Even if you are not going to be a programming language designer,
this information is valuable because
- Understanding how a programming language is designed and
how it might be implemented will make you a more effective
programmer.
- Learning a new programming language is much easier if you know
the key issues in its design and can ask the right questions
about it.
- Designing an API, whether it be for tools you build for others
or only for yourself, is an exercise in programming language
design. If your design includes configuration or extension
capabilities, it really is a language design!
- It is great loads of fun!
There are thousands of programming languages, and surveying them
(let alone mastering them) is an impossible task. The good news is
that there is a relatively small number of important programming
language design ideas. We will elucidate some of these ideas, and
use them to understand, evaluate, and compare programming
languages.
We shall explore these central ideas, in the context of three
themes that run through the course:
- Design dimensions. Programming languages can be
analyzed along a number of discrete dimensions. The
dimensions we will use to study programming languages include
choices of first-class values, naming, state, data, control,
types, safety, and memory management.
- Programming Paradigms. Programming languages can embody
many different models of computation. Java is representative of
the object-oriented model, while C is a popular exemplar
of the imperative model. In this course, we will study
four programming paradigms: function-oriented, imperative,
object-oriented, and logic-oriented programming. We
will read and write programs in all of these paradigms, but most
of our focus will be on the function-oriented paradigm.
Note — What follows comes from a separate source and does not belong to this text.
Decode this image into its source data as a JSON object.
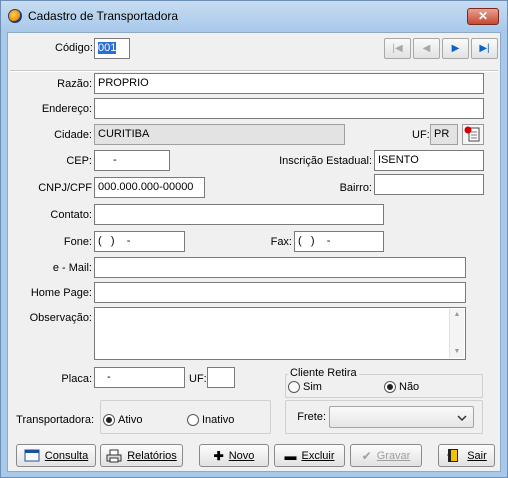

- Interpreters and Translators. One of the best ways to
understand the design space of programming languages is to study
the implementation of simple languages. There are two fundamental
approaches to programming language implementation:
- interpreting one programming language (the source
language) on top of another (the implementation
language); and
- translating a program in one programming language (the
source language) into another programming language
(the target language) via a translation program
written in an implementation language. Reading,
modifying, and building interpreters and translators are key
activities in this course. We will use OCaml, Scheme,
Haskell, Java, and C as the implementation languages for
various ``mini'' source languages.
Interpreters and translators are excellent examples of
meta-programming, in which programs manipulate other
programs. The notion of meta-programming may seem confusing and
somewhat incestuous at first glance, but many computer scientists
consider meta-programming to be the most interesting kind of
programming activity. We will get lots of hands-on experience
with meta-programming this semester.